Wednesday, October 21, 2015

Absent Adults

Langston Hughes’ Salvation and Floyd Dell’s We’re Poor essays have a main common theme about two boys coming of age, but there is a secondary and maybe not as easy-to-spot theme: the consequences of adults underestimating children.

Langston is a boy who believes in Jesus the way many kids believe in Santa Claus. He has listened to many grown ups telling stories about how Jesus saved them. His aunt starts speaking about a special meeting for children that is going to be held before her church’s revival ends “to bring the young lambs to the fold.” His aunt has even given him many examples of what he is going to experience when Jesus comes into his life: “you [see] a light, and something [happens] to you inside!” And he believes her because “old people . . . ought to know.”

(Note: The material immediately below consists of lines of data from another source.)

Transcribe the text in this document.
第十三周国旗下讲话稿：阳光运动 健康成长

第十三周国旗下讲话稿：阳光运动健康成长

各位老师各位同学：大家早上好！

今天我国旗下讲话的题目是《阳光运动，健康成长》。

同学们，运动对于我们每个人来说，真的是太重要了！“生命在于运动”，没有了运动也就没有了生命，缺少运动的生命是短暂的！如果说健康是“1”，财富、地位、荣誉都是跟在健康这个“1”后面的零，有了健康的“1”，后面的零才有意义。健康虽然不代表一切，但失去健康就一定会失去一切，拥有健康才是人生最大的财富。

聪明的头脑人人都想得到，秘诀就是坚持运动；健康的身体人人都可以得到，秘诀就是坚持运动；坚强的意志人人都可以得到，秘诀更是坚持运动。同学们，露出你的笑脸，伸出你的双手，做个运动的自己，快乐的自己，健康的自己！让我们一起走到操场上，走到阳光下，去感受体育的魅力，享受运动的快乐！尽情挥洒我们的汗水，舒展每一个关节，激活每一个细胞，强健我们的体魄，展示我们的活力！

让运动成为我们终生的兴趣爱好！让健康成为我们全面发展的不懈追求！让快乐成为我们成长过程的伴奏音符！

Floyd is a happy boy who does not feel anything is missing from his perfect life. His parents are always home. He always has potato soup which is his favorite meal. And when the Sunday-school superintendent makes a speech about hard times and children not having enough to eat, he is able to help with an envelope with coins and a bag of potatoes. But everything changes when Christmas gets closer. His parents do not seem to want to talk about it. He starts thinking about the reasons for his parents ignoring the subject completely. And finally the anxiety of this situation makes him to confront them by asking “This is Christmas Eve, isn’t it?”

Langston goes to church on that special night and sits on the mourners’ bench with other children. When the preacher finishes his sermon the whole congregation starts calling the children to the altar to meet Jesus. Langston waits for Jesus to come and take him but nothing happens. None of the clues his aunt has told him to wait for show. And when he realizes that it’s getting late and every one is waiting for him, he stands up and runs to the altar to be saved. But he knows that he is doing this for all the wrong reasons. Later that night when alone in bed he thinks that Jesus has not come to help him. And he regrets having lied and deceived everybody. He even believes that there is no Jesus at all.

After Floyd asks his Christmas Eve question, his parents look away. His mother is noticeably distressed and leaves the room. His father puts on a joking face and explains he does not know if it is Christmas because he has not been reading the papers. He also leaves the room and Floyd, like Langston, goes to his room and is left alone with his thoughts. That is when he realizes that they are poor! This is the reason why his mother did not want him to put his name on the envelope. This is why the envelope only had pennies. And the reason why his father is always home is because his has no job. He also wrongly concludes that because he is now a poor boy he is not allowed to want anything or to have anything, not even hope.

It is not a coincidence that the turning point in these stories is when both boys are left alone to their own thoughts in the dark of their rooms. In Langston´s story his aunt fails in explaining what his journey into spirituality will be. And in telling him that she is trying to put into words what it was like for her. Letting Jesus come into his life is more of a private experience in which he is not supposed to actually see Jesus but understand that this very concept will help him to explain faith as an adult and share it with the church community. In Floyd´s story his parents underestimate the ability of the kid to perceive all the hints about their situation. It could be said that they do this to try to shield him from a painful situation, but not explaining what is actually going on has a worse effect.

Both kids arrive at conclusions of their own based on what they think it means to be saved by Jesus or what it means to be a poor kid. These two notions are perfectly natural for anyone entering adulthood but they are rendered more painful because the adults do not support them with the truth along the way. Entering adulthood should be a journey to share with other adults who should treat you like one. At home my mother was like this but my father was more like Floyd’s father. The only decision I was left alone with as a child was to choose what method I preferred. I chose my mother’s.